Criterion E2 — Graded Response


Validity type	External
Pass condition	The effect scales monotonically with intervention strength; a threshold and plateau are visible
Evidence family	Causal
Minimum reporting	≥7 intervention-strength values; task metric at each; identification of threshold and plateau
Common failure mode	Testing only 1–2 intervention strengths; never characterizing the dose-response curve

What this criterion requires

A mechanistically real intervention produces a response that:

Scales monotonically with strength (more intervention → more effect, up to plateau).
Has a threshold: below some minimal strength, the effect is negligible. A real mechanism has a threshold; random noise does not.
Has a plateau: at some maximal strength, the effect saturates. Beyond the plateau, off-task metrics should degrade before on-task metrics plateau.
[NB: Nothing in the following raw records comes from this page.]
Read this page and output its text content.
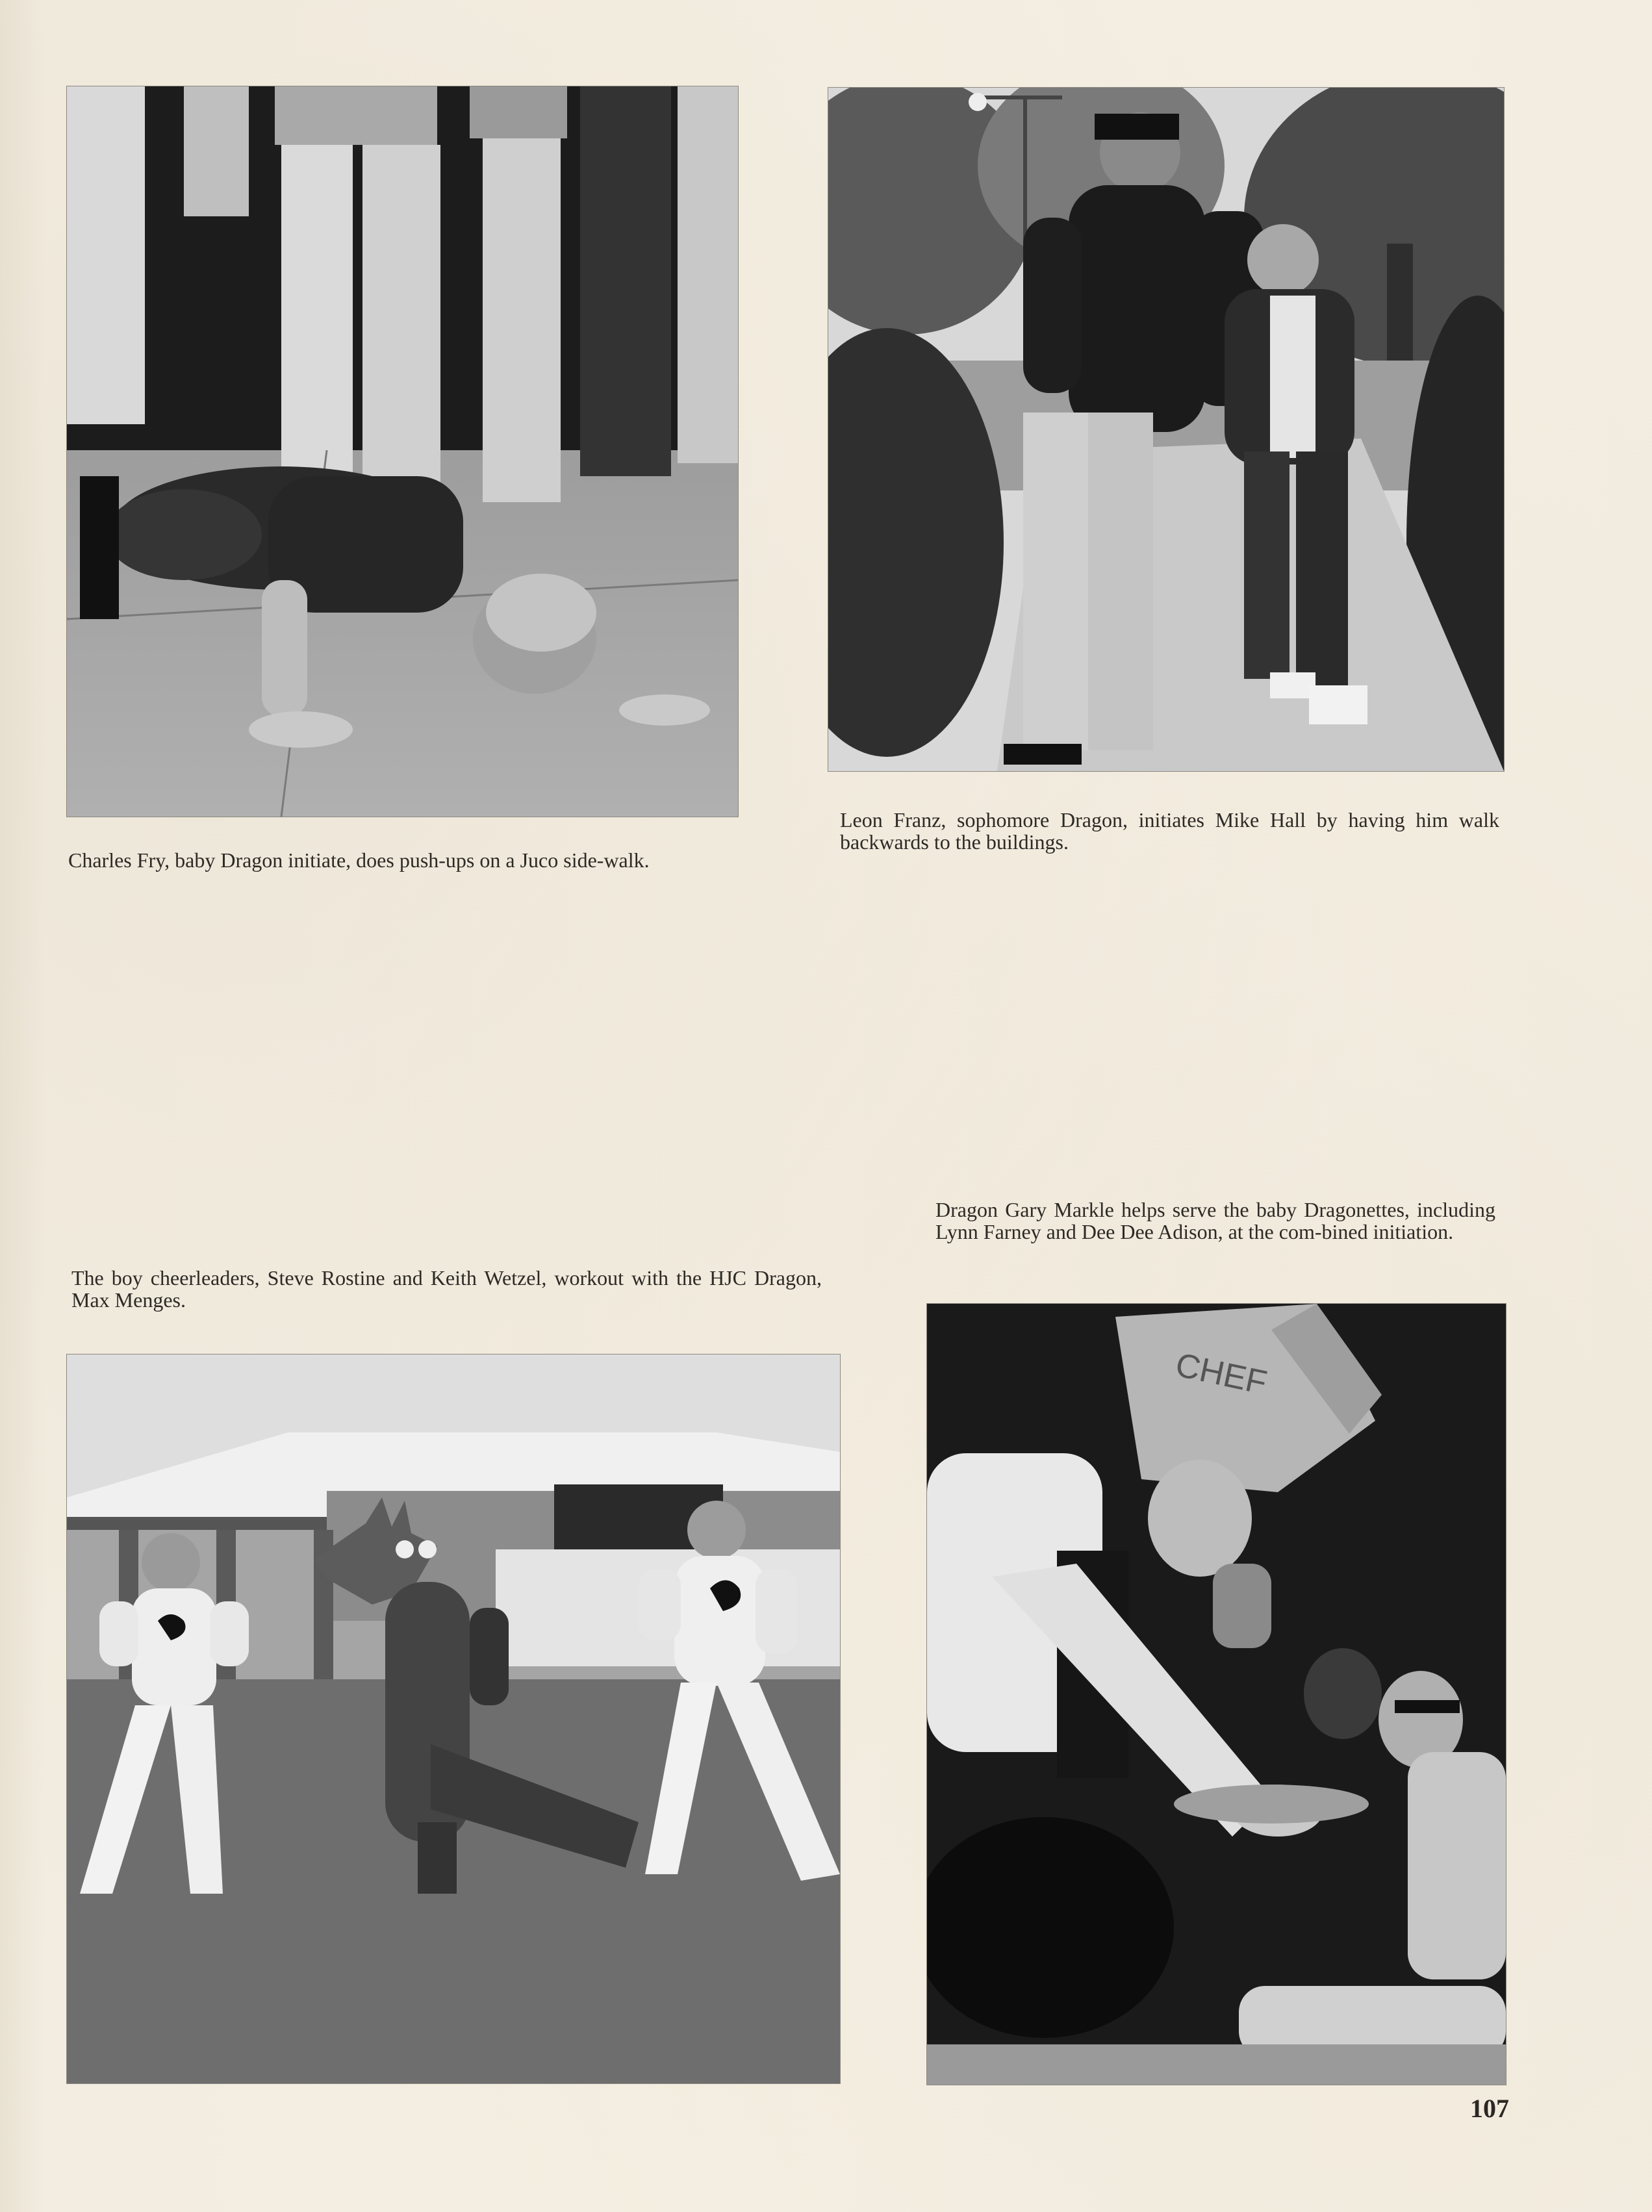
Charles Fry, baby Dragon initiate, does push-ups on a Juco side-walk.
Leon Franz, sophomore Dragon, initiates Mike Hall by having him walk backwards to the buildings.
The boy cheerleaders, Steve Rostine and Keith Wetzel, workout with the HJC Dragon, Max Menges.
CHEF
Dragon Gary Markle helps serve the baby Dragonettes, including Lynn Farney and Dee Dee Adison, at the com-bined initiation.
107
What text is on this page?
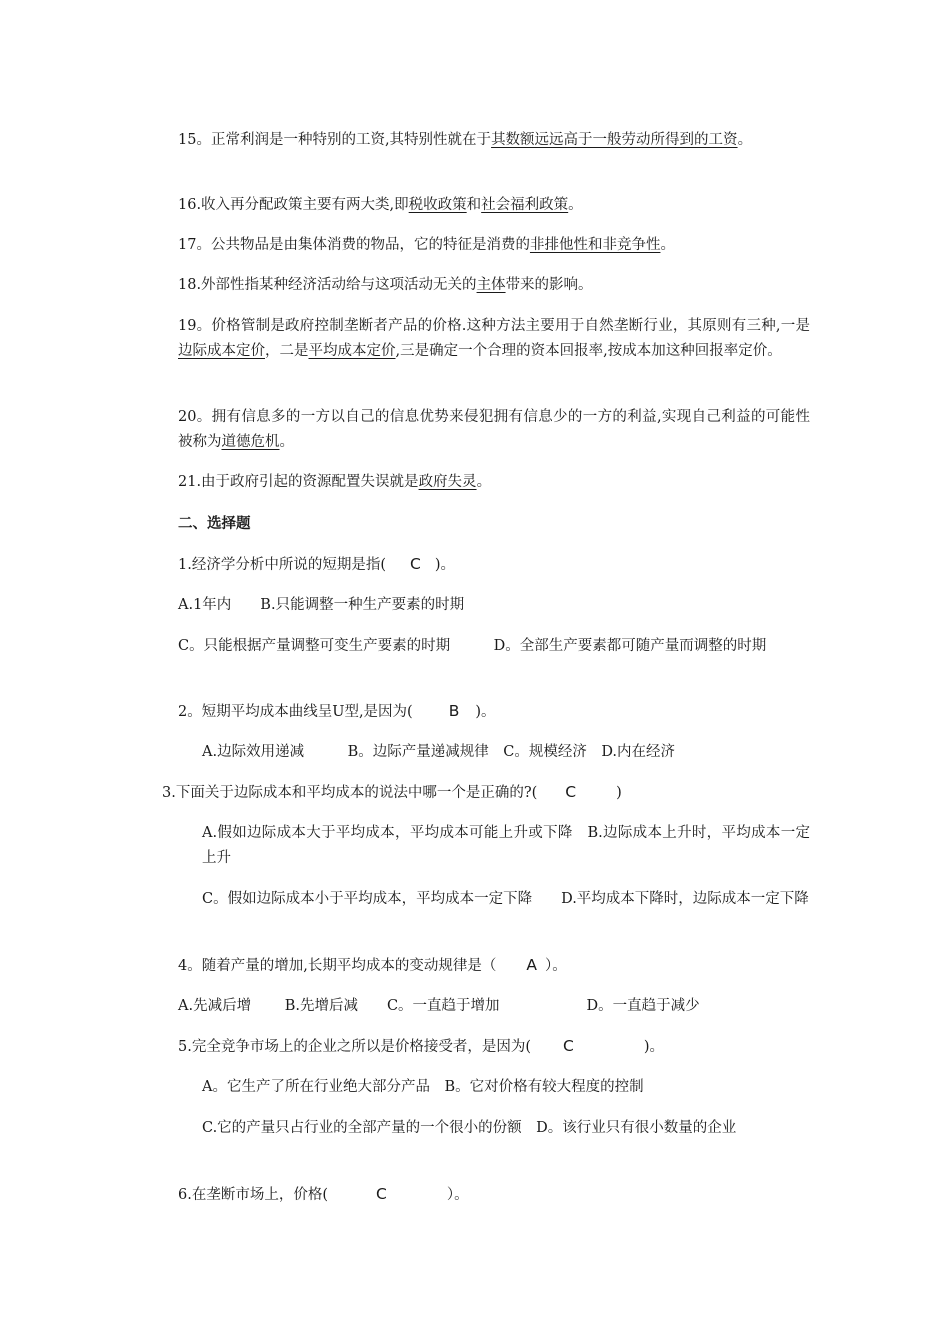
15。正常利润是一种特别的工资,其特别性就在于其数额远远高于一般劳动所得到的工资。
16.收入再分配政策主要有两大类,即税收政策和社会福利政策。
17。公共物品是由集体消费的物品，它的特征是消费的非排他性和非竞争性。
18.外部性指某种经济活动给与这项活动无关的主体带来的影响。
19。价格管制是政府控制垄断者产品的价格.这种方法主要用于自然垄断行业，其原则有三种,一是边际成本定价，二是平均成本定价,三是确定一个合理的资本回报率,按成本加这种回报率定价。
20。拥有信息多的一方以自己的信息优势来侵犯拥有信息少的一方的利益,实现自己利益的可能性被称为道德危机。
21.由于政府引起的资源配置失误就是政府失灵。
二、选择题
1.经济学分析中所说的短期是指( C )。
A.1年内　　B.只能调整一种生产要素的时期
C。只能根据产量调整可变生产要素的时期　　　D。全部生产要素都可随产量而调整的时期
2。短期平均成本曲线呈U型,是因为( B )。
A.边际效用递减　　　B。边际产量递减规律　C。规模经济　D.内在经济
3.下面关于边际成本和平均成本的说法中哪一个是正确的?( C	)
A.假如边际成本大于平均成本，平均成本可能上升或下降　B.边际成本上升时，平均成本一定上升
C。假如边际成本小于平均成本，平均成本一定下降　　D.平均成本下降时，边际成本一定下降
4。随着产量的增加,长期平均成本的变动规律是（ A ）。
A.先减后增　　 B.先增后减　　C。一直趋于增加　　　　　　D。一直趋于减少
5.完全竞争市场上的企业之所以是价格接受者，是因为( C	)。
A。它生产了所在行业绝大部分产品　B。它对价格有较大程度的控制
C.它的产量只占行业的全部产量的一个很小的份额　D。该行业只有很小数量的企业
6.在垄断市场上，价格(	C	）。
Operationalized via steering multiplier sweep using steering multiplier sweep in factor_analysis.py: sweep the strength parameter from 0 to 20 across ≥7 values; measure the target task metric at each; identify threshold and plateau.

Why the plateau matters

A result showing only the increasing part — without the plateau — is consistent with the hypothesis that the intervention is generically disrupting the model rather than specifically saturating a mechanism. A genuine mechanistic intervention will plateau when the specific computation is saturated; generic disruption keeps degrading all metrics without a meaningful plateau.

Minimum reporting rule

Full dose-response curve with ≥7 strength values.
Identify threshold and plateau (or note that neither was found, with explanation).
Compare on-task and off-task metrics at each strength level.
If only 1–2 strength values tested: graded response is unsatisfied — flag it.